Cependant, les signes d’un siphoncule ne sont pas présents sur tous les fossiles nouvellement découverts et sa position est légèrement différente de celle où il devrait se trouver. Après une analyse approfondie de ces similitudes et différences, les chercheurs pensent avoir rencontré des fossiles qui sont en effet une forme plus ancienne de céphalopodes. « La présence d’un siphoncule, de cols septaux et d’un anneau de connexion est généralement considérée comme des caractéristiques clés pour la distinction des céphalopodes fossiles précoces des autres organismes cloisonnés ou chambrés », écrivent les chercheurs.
Affiner l’histoire évolutive des céphalopodes
Ajuster la chronologie signifierait que les céphalopodes ont émergé avant certains euarthropodes (y compris les insectes et les crustacés), datant de la partie terréneuvienne des archives géologiques. En tant que premiers organismes capables de se propulser de haut en bas dans l’eau — grâce encore à ce siphoncule — et de s’installer en pleine mer, les céphalopodes jouent un rôle important dans les débuts de l’histoire de l’évolution, et les experts veulent donc déterminer le moment de leur émergence.

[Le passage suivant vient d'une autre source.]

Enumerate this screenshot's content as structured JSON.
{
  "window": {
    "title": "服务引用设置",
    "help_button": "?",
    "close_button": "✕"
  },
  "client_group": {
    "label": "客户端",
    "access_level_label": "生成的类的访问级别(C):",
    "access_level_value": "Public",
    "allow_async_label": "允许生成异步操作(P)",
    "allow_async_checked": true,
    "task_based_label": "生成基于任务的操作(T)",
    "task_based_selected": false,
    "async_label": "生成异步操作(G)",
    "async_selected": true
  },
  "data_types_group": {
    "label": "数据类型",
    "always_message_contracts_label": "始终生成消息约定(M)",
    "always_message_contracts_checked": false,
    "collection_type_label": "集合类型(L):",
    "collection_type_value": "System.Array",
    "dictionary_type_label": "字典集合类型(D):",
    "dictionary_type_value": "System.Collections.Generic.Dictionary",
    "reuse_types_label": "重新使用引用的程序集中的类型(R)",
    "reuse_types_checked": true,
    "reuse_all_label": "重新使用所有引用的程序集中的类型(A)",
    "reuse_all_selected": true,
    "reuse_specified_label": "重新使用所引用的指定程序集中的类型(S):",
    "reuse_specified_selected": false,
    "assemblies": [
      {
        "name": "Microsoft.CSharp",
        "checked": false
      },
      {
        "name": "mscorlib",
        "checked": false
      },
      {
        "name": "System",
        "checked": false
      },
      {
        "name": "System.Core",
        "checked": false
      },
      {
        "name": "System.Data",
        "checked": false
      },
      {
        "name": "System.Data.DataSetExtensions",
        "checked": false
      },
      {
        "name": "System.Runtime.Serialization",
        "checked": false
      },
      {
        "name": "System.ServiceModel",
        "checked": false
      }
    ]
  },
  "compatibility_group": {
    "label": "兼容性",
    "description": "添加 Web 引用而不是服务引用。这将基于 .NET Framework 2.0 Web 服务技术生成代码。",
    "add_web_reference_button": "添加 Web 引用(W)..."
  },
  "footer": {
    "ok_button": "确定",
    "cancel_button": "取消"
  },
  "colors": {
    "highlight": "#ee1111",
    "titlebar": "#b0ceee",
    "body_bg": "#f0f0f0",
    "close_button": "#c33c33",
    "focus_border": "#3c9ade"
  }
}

La classification des créatures peut souvent être une entreprise délicate, même si nous ne parlons pas de restes fossilisés vieux de plus d’un demi-milliard d’années, mais les chercheurs espèrent que d’autres études et découvertes aideront à vérifier leurs affirmations. Maintenant, la chasse est lancée pour trouver des spécimens mieux préservés de la même région.
« Cette découverte est extraordinaire. Dans les cercles scientifiques, on a longtemps soupçonné que l’évolution de ces organismes hautement développés avait commencé beaucoup plus tôt qu’on ne l’avait supposé jusqu’ici. Mais il y avait un manque de preuves fossiles pour étayer cette théorie », conclut le géoscientifique Gregor Austermann.